Published online by Cambridge University Press: 06 July 2010
RULES-BASED PRINCIPLES AND PRINCIPLED RULES
Global law is configured as a legal order of principles. Whether the principles that I propose are accepted to either a greater or lesser degree will significantly depend on their incorporation into the Magna Charta of Humanity, once global law fully functions as a cohesive legal order. Until that time, the mission of principles will be to illuminate and inspire the new global law as requirements of justice in light of the reality of globalization.

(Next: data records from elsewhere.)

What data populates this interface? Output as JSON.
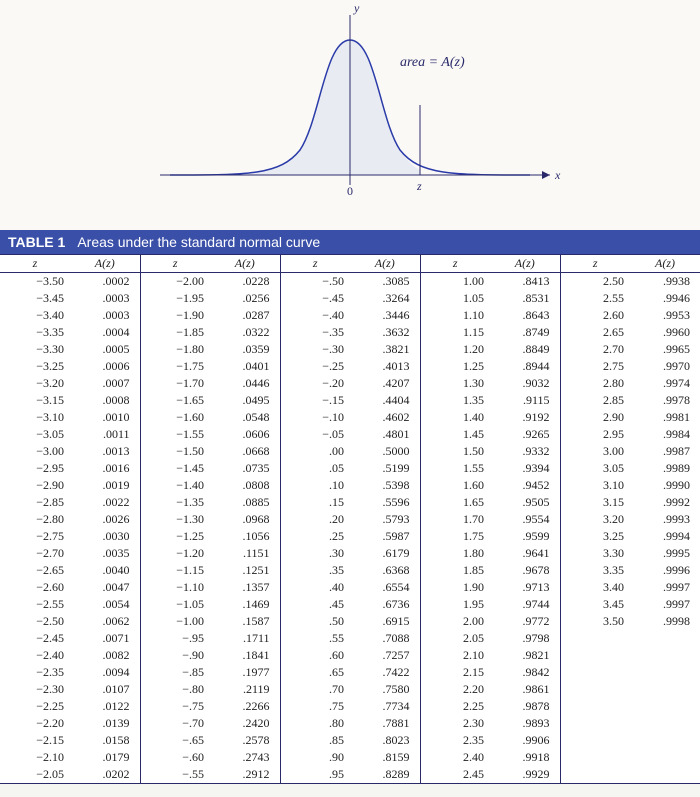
{
  "figure": {
    "y_label": "y",
    "x_label": "x",
    "z_label": "z",
    "origin_label": "0",
    "area_label": "area = A(z)",
    "curve_color": "#2a3aa8",
    "fill_color": "#e8ecf2",
    "axis_color": "#2a2a6a",
    "background_color": "#faf9f6"
  },
  "table": {
    "title_left": "TABLE 1",
    "title_right": "Areas under the standard normal curve",
    "header_bg": "#3a4fa8",
    "header_fg": "#ffffff",
    "border_color": "#2a2a6a",
    "col_header_z": "z",
    "col_header_A": "A(z)",
    "columns": [
      {
        "rows": [
          {
            "z": "−3.50",
            "a": ".0002"
          },
          {
            "z": "−3.45",
            "a": ".0003"
          },
          {
            "z": "−3.40",
            "a": ".0003"
          },
          {
            "z": "−3.35",
            "a": ".0004"
          },
          {
            "z": "−3.30",
            "a": ".0005"
          },
          {
            "z": "−3.25",
            "a": ".0006"
          },
          {
            "z": "−3.20",
            "a": ".0007"
          },
          {
            "z": "−3.15",
            "a": ".0008"
          },
          {
            "z": "−3.10",
            "a": ".0010"
          },
          {
            "z": "−3.05",
            "a": ".0011"
          },
          {
            "z": "−3.00",
            "a": ".0013"
          },
          {
            "z": "−2.95",
            "a": ".0016"
          },
          {
            "z": "−2.90",
            "a": ".0019"
          },
          {
            "z": "−2.85",
            "a": ".0022"
          },
          {
            "z": "−2.80",
            "a": ".0026"
          },
          {
            "z": "−2.75",
            "a": ".0030"
          },
          {
            "z": "−2.70",
            "a": ".0035"
          },
          {
            "z": "−2.65",
            "a": ".0040"
          },
          {
            "z": "−2.60",
            "a": ".0047"
          },
          {
            "z": "−2.55",
            "a": ".0054"
          },
          {
            "z": "−2.50",
            "a": ".0062"
          },
          {
            "z": "−2.45",
            "a": ".0071"
          },
          {
            "z": "−2.40",
            "a": ".0082"
          },
          {
            "z": "−2.35",
            "a": ".0094"
          },
          {
            "z": "−2.30",
            "a": ".0107"
          },
          {
            "z": "−2.25",
            "a": ".0122"
          },
          {
            "z": "−2.20",
            "a": ".0139"
          },
          {
            "z": "−2.15",
            "a": ".0158"
          },
          {
            "z": "−2.10",
            "a": ".0179"
          },
          {
            "z": "−2.05",
            "a": ".0202"
          }
        ]
      },
      {
        "rows": [
          {
            "z": "−2.00",
            "a": ".0228"
          },
          {
            "z": "−1.95",
            "a": ".0256"
          },
          {
            "z": "−1.90",
            "a": ".0287"
          },
          {
            "z": "−1.85",
            "a": ".0322"
          },
          {
            "z": "−1.80",
            "a": ".0359"
          },
          {
            "z": "−1.75",
            "a": ".0401"
          },
          {
            "z": "−1.70",
            "a": ".0446"
          },
          {
            "z": "−1.65",
            "a": ".0495"
          },
          {
            "z": "−1.60",
            "a": ".0548"
          },
          {
            "z": "−1.55",
            "a": ".0606"
          },
          {
            "z": "−1.50",
            "a": ".0668"
          },
          {
            "z": "−1.45",
            "a": ".0735"
          },
          {
            "z": "−1.40",
            "a": ".0808"
          },
          {
            "z": "−1.35",
            "a": ".0885"
          },
          {
            "z": "−1.30",
            "a": ".0968"
          },
          {
            "z": "−1.25",
            "a": ".1056"
          },
          {
            "z": "−1.20",
            "a": ".1151"
          },
          {
            "z": "−1.15",
            "a": ".1251"
          },
          {
            "z": "−1.10",
            "a": ".1357"
          },
          {
            "z": "−1.05",
            "a": ".1469"
          },
          {
            "z": "−1.00",
            "a": ".1587"
          },
          {
            "z": "−.95",
            "a": ".1711"
          },
          {
            "z": "−.90",
            "a": ".1841"
          },
          {
            "z": "−.85",
            "a": ".1977"
          },
          {
            "z": "−.80",
            "a": ".2119"
          },
          {
            "z": "−.75",
            "a": ".2266"
          },
          {
            "z": "−.70",
            "a": ".2420"
          },
          {
            "z": "−.65",
            "a": ".2578"
          },
          {
            "z": "−.60",
            "a": ".2743"
          },
          {
            "z": "−.55",
            "a": ".2912"
          }
        ]
      },
      {
        "rows": [
          {
            "z": "−.50",
            "a": ".3085"
          },
          {
            "z": "−.45",
            "a": ".3264"
          },
          {
            "z": "−.40",
            "a": ".3446"
          },
          {
            "z": "−.35",
            "a": ".3632"
          },
          {
            "z": "−.30",
            "a": ".3821"
          },
          {
            "z": "−.25",
            "a": ".4013"
          },
          {
            "z": "−.20",
            "a": ".4207"
          },
          {
            "z": "−.15",
            "a": ".4404"
          },
          {
            "z": "−.10",
            "a": ".4602"
          },
          {
            "z": "−.05",
            "a": ".4801"
          },
          {
            "z": ".00",
            "a": ".5000"
          },
          {
            "z": ".05",
            "a": ".5199"
          },
          {
            "z": ".10",
            "a": ".5398"
          },
          {
            "z": ".15",
            "a": ".5596"
          },
          {
            "z": ".20",
            "a": ".5793"
          },
          {
            "z": ".25",
            "a": ".5987"
          },
          {
            "z": ".30",
            "a": ".6179"
          },
          {
            "z": ".35",
            "a": ".6368"
          },
          {
            "z": ".40",
            "a": ".6554"
          },
          {
            "z": ".45",
            "a": ".6736"
          },
          {
            "z": ".50",
            "a": ".6915"
          },
          {
            "z": ".55",
            "a": ".7088"
          },
          {
            "z": ".60",
            "a": ".7257"
          },
          {
            "z": ".65",
            "a": ".7422"
          },
          {
            "z": ".70",
            "a": ".7580"
          },
          {
            "z": ".75",
            "a": ".7734"
          },
          {
            "z": ".80",
            "a": ".7881"
          },
          {
            "z": ".85",
            "a": ".8023"
          },
          {
            "z": ".90",
            "a": ".8159"
          },
          {
            "z": ".95",
            "a": ".8289"
          }
        ]
      },
      {
        "rows": [
          {
            "z": "1.00",
            "a": ".8413"
          },
          {
            "z": "1.05",
            "a": ".8531"
          },
          {
            "z": "1.10",
            "a": ".8643"
          },
          {
            "z": "1.15",
            "a": ".8749"
          },
          {
            "z": "1.20",
            "a": ".8849"
          },
          {
            "z": "1.25",
            "a": ".8944"
          },
          {
            "z": "1.30",
            "a": ".9032"
          },
          {
            "z": "1.35",
            "a": ".9115"
          },
          {
            "z": "1.40",
            "a": ".9192"
          },
          {
            "z": "1.45",
            "a": ".9265"
          },
          {
            "z": "1.50",
            "a": ".9332"
          },
          {
            "z": "1.55",
            "a": ".9394"
          },
          {
            "z": "1.60",
            "a": ".9452"
          },
          {
            "z": "1.65",
            "a": ".9505"
          },
          {
            "z": "1.70",
            "a": ".9554"
          },
          {
            "z": "1.75",
            "a": ".9599"
          },
          {
            "z": "1.80",
            "a": ".9641"
          },
          {
            "z": "1.85",
            "a": ".9678"
          },
          {
            "z": "1.90",
            "a": ".9713"
          },
          {
            "z": "1.95",
            "a": ".9744"
          },
          {
            "z": "2.00",
            "a": ".9772"
          },
          {
            "z": "2.05",
            "a": ".9798"
          },
          {
            "z": "2.10",
            "a": ".9821"
          },
          {
            "z": "2.15",
            "a": ".9842"
          },
          {
            "z": "2.20",
            "a": ".9861"
          },
          {
            "z": "2.25",
            "a": ".9878"
          },
          {
            "z": "2.30",
            "a": ".9893"
          },
          {
            "z": "2.35",
            "a": ".9906"
          },
          {
            "z": "2.40",
            "a": ".9918"
          },
          {
            "z": "2.45",
            "a": ".9929"
          }
        ]
      },
      {
        "rows": [
          {
            "z": "2.50",
            "a": ".9938"
          },
          {
            "z": "2.55",
            "a": ".9946"
          },
          {
            "z": "2.60",
            "a": ".9953"
          },
          {
            "z": "2.65",
            "a": ".9960"
          },
          {
            "z": "2.70",
            "a": ".9965"
          },
          {
            "z": "2.75",
            "a": ".9970"
          },
          {
            "z": "2.80",
            "a": ".9974"
          },
          {
            "z": "2.85",
            "a": ".9978"
          },
          {
            "z": "2.90",
            "a": ".9981"
          },
          {
            "z": "2.95",
            "a": ".9984"
          },
          {
            "z": "3.00",
            "a": ".9987"
          },
          {
            "z": "3.05",
            "a": ".9989"
          },
          {
            "z": "3.10",
            "a": ".9990"
          },
          {
            "z": "3.15",
            "a": ".9992"
          },
          {
            "z": "3.20",
            "a": ".9993"
          },
          {
            "z": "3.25",
            "a": ".9994"
          },
          {
            "z": "3.30",
            "a": ".9995"
          },
          {
            "z": "3.35",
            "a": ".9996"
          },
          {
            "z": "3.40",
            "a": ".9997"
          },
          {
            "z": "3.45",
            "a": ".9997"
          },
          {
            "z": "3.50",
            "a": ".9998"
          },
          {
            "z": "",
            "a": ""
          },
          {
            "z": "",
            "a": ""
          },
          {
            "z": "",
            "a": ""
          },
          {
            "z": "",
            "a": ""
          },
          {
            "z": "",
            "a": ""
          },
          {
            "z": "",
            "a": ""
          },
          {
            "z": "",
            "a": ""
          },
          {
            "z": "",
            "a": ""
          },
          {
            "z": "",
            "a": ""
          }
        ]
      }
    ]
  }
}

I use the concept of principle here broadly in keeping with the etymology of the Latin principium, which means beginning, initiation, or origin. It is a compound of the adjective primus and the verb capere, and it means “the first thing it takes to realize a project.” Thus, the principles I propose are the first tools needed to shape a new legal global order. Articulated in brief statements, they appear here as rules, but that is not exactly what they are. Here I suggest a taxonomic distinction.
A rule – canon in Greek, kanun in Arabic – is a brevis rerum enarratio. Laws are not derived from rules (non ex regula ius sumatur) but rather rules from laws. Thus, the flow of any jurisprudential system ultimately leaves a deposit of legal rules. So it was with Roman law – a jurists' law (Juristenrecht) in which rules proliferated.